In today's digital age, it sometimes feels that hardware has lagged behind the software that drives our devices. Button of the month is a monthly look at what some of those buttons and switches look like on old and new devices, and it is meant to appreciate how we handle our devices on a physical, tactile level.
These days I think a lot about the on / off buttons. With modern devices – especially smartphones – we don't really use them as on / off buttons, because our phones are never really off. But that's a double-edged sword, because while they're not really "power" on our phones, we're pressing them more than ever: the "power" button of my iPhone X is now probably pressed dozens of times a day.

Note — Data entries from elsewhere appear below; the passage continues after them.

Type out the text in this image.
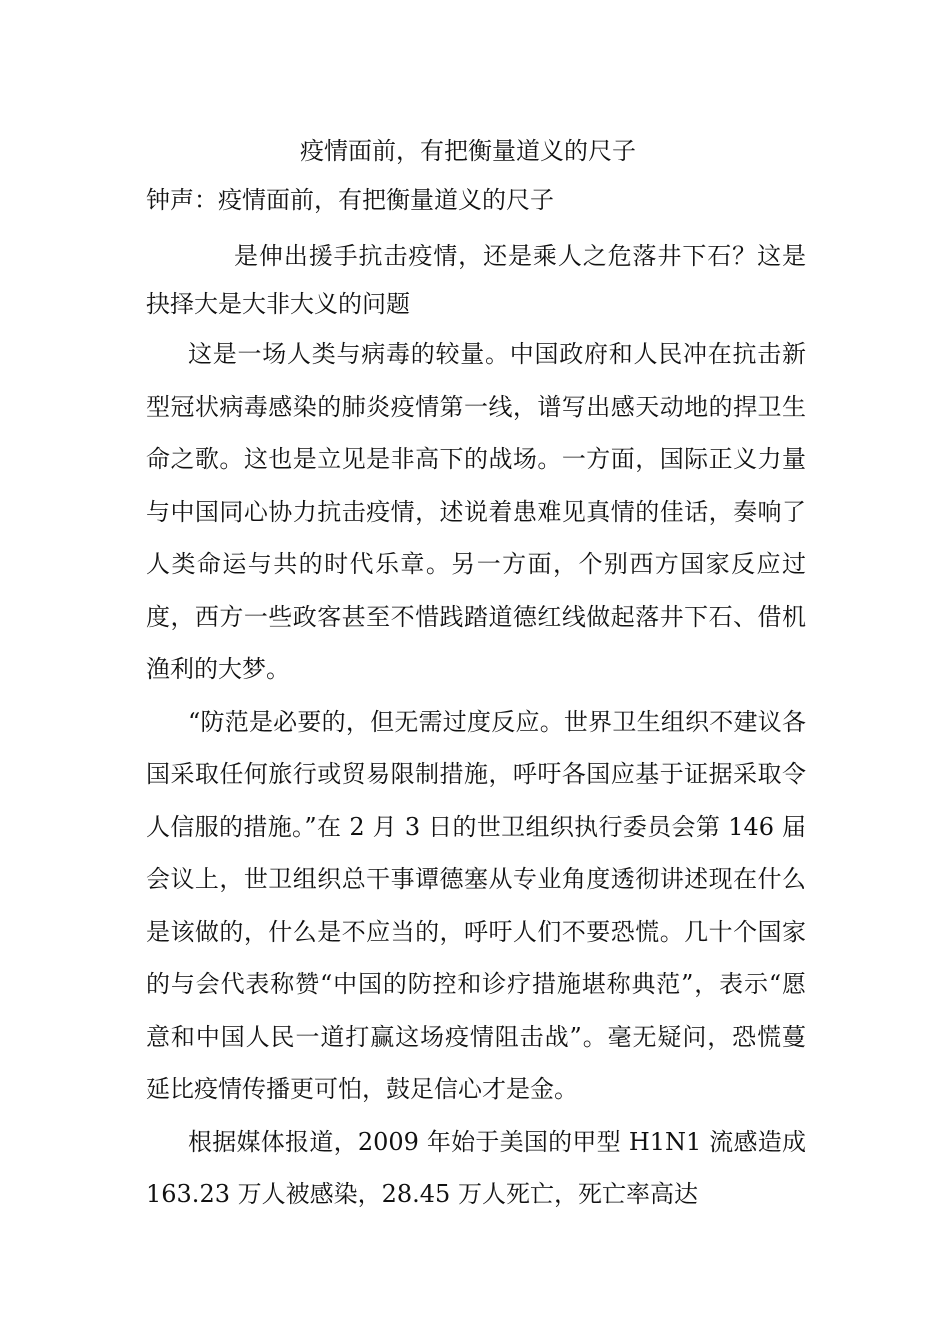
疫情面前，有把衡量道义的尺子
钟声：疫情面前，有把衡量道义的尺子
是伸出援手抗击疫情，还是乘人之危落井下石？这是抉择大是大非大义的问题

这是一场人类与病毒的较量。中国政府和人民冲在抗击新型冠状病毒感染的肺炎疫情第一线，谱写出感天动地的捍卫生命之歌。这也是立见是非高下的战场。一方面，国际正义力量与中国同心协力抗击疫情，述说着患难见真情的佳话，奏响了人类命运与共的时代乐章。另一方面，个别西方国家反应过度，西方一些政客甚至不惜践踏道德红线做起落井下石、借机渔利的大梦。

“防范是必要的，但无需过度反应。世界卫生组织不建议各国采取任何旅行或贸易限制措施，呼吁各国应基于证据采取令人信服的措施。”在 2 月 3 日的世卫组织执行委员会第 146 届会议上，世卫组织总干事谭德塞从专业角度透彻讲述现在什么是该做的，什么是不应当的，呼吁人们不要恐慌。几十个国家的与会代表称赞“中国的防控和诊疗措施堪称典范”，表示“愿意和中国人民一道打赢这场疫情阻击战”。毫无疑问，恐慌蔓延比疫情传播更可怕，鼓足信心才是金。

根据媒体报道，2009 年始于美国的甲型 H1N1 流感造成 163.23 万人被感染，28.45 万人死亡，死亡率高达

And it is that iPhone on / off button that I want to talk about specifically: the one on Apple & # 39; s most recent Face ID iPhones. When Apple killed the home button with the iPhone X, it also killed the hardware trigger for Siri – after all, you can't hold down a home button that doesn't exist.
Power buttons are a subtle reflection of trends in modern technology. When smartphones first came into existence, almost every phone had an on / off button on top of the device. As the screen sizes grew and that top edge became further and further away from the reasonable range of most thumbs, the on / off button migrated to the side. When screens became larger and the home buttons became extinct, the on / off button got built-in fingerprint sensors. And Apple is no different: the on / off button of the iPhone experiences the same trends.
So when Apple killed the home button, it also changed two things about the power button. First, the on / off button on the iPhone X is twice as large as previous models, so it's always easy to press. And it now activates Siri when pressed, instead of offering the shutdown prompt (the other main function of the iPhone's start button). Both shifts make sense logically. iPhones became larger, and making it easier to press the button is a natural extension. And as the last important button on the phone, having the Siri on / off button was essentially the only option (adding some kind of special Siri button anyway).
But the side effect is that the on / off button on the current iPhones really can't do the only thing it should do: turn the phone on and off (a separate command that keeps it pressed and the volume up button is needed to actually close) completely off the phone).
In the beginning it was a frustrating change, but the difference is positive, I think. I use Siri for simple tasks such as setting alarms and adding reminders to return Amazon packages much more than I did to turn off my phone. And by placing that function in the on / off button – which I almost always have a thumb on when I hold my phone, even more than the home button – it is even more accessible. In addition, the larger button is simply more fun to press, especially on brand new devices when the click is still nice and clear.
Some Android phones also follow this trend: the on / off button of the Note 10 does not turn the phone off and OnePlus phones can be adjusted to start Assistant with a short press.
Even if we start seeing phones that don't use buttons at all, some kind of hardware is still needed to turn on a device. And while smartphones keep getting more innovative and fresh designs, it's a safe bet that the on / off button will continue to change with them.